But to the Lebanese children who survived, the nightmare was over. They were running around the streets of the district playing, laughing, waving their hands at the visitors and welcoming them.
“On to Change! On to Reform!”
From the minute I arrived in Beirut, I’d been fascinated by how quickly this nation was recovering and picking up the pieces. Their grief turned almost immediately into positive energy.
Hizbullah’s broadcasting station Al Manar created a live studio in a tent it built in the midst of the rubble, hosting guests that spoke about the ramifications of the war all day and most of the night, celebrating the mere fact that they still stood there, documenting the war by filming everything around them.

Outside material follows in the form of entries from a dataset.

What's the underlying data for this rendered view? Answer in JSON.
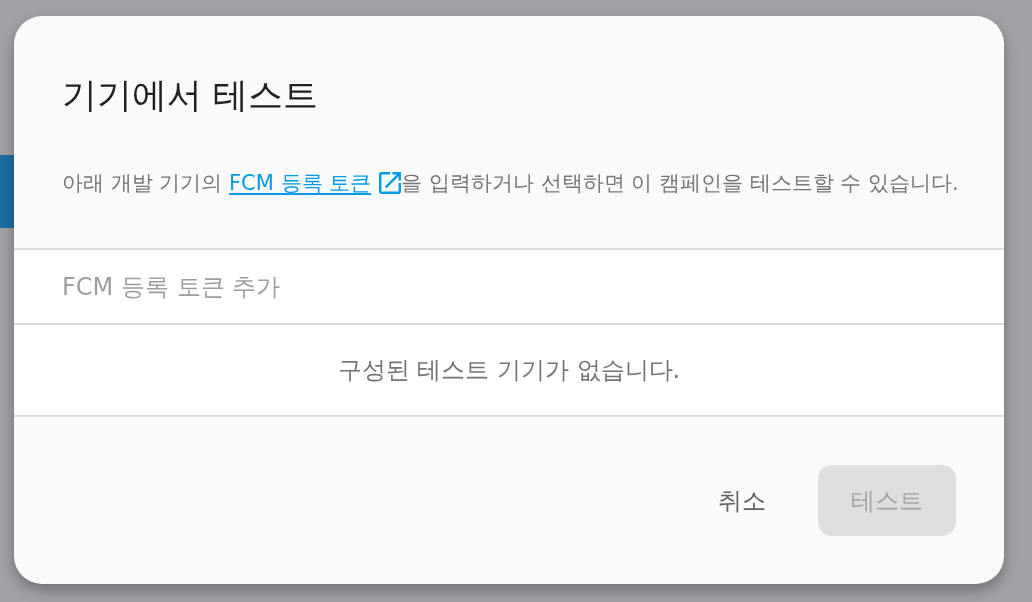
{
  "dialog": {
    "title": "기기에서 테스트",
    "description": {
      "before": "아래 개발 기기의 ",
      "link": "FCM 등록 토큰",
      "after": "을 입력하거나 선택하면 이 캠페인을 테스트할 수 있습니다."
    },
    "token_field": {
      "placeholder": "FCM 등록 토큰 추가"
    },
    "empty_message": "구성된 테스트 기기가 없습니다.",
    "buttons": [
      {
        "label": "취소",
        "kind": "text",
        "disabled": false
      },
      {
        "label": "테스트",
        "kind": "filled",
        "disabled": true
      }
    ]
  }
}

On more than one spot of the rubble in the Dahyeh there were mocking signs that read “Made in USA” or signs that showed alternative addresses to offices where they used to stand. No time wasted; they were simply moving on with their business.
Almost everywhere I walked there were teams of workers who were clearing the rubble, or builders who were reconstructing sites. As I got closer to one of the workers I heard him sing, “On to change! On to reform! Together, we build our country.”
Lebanon is a nation that takes so much pride in its ability to endure. Many of the poems and speeches speak of life being born with each fighter who falls and with each mother or child who dies. It is as if the physical losses are the key signs of triumph, because they were endured for the protection of one’s land, heritage, and most importantly, one’s dignity. For that reason, the Lebanese believe that they won this war.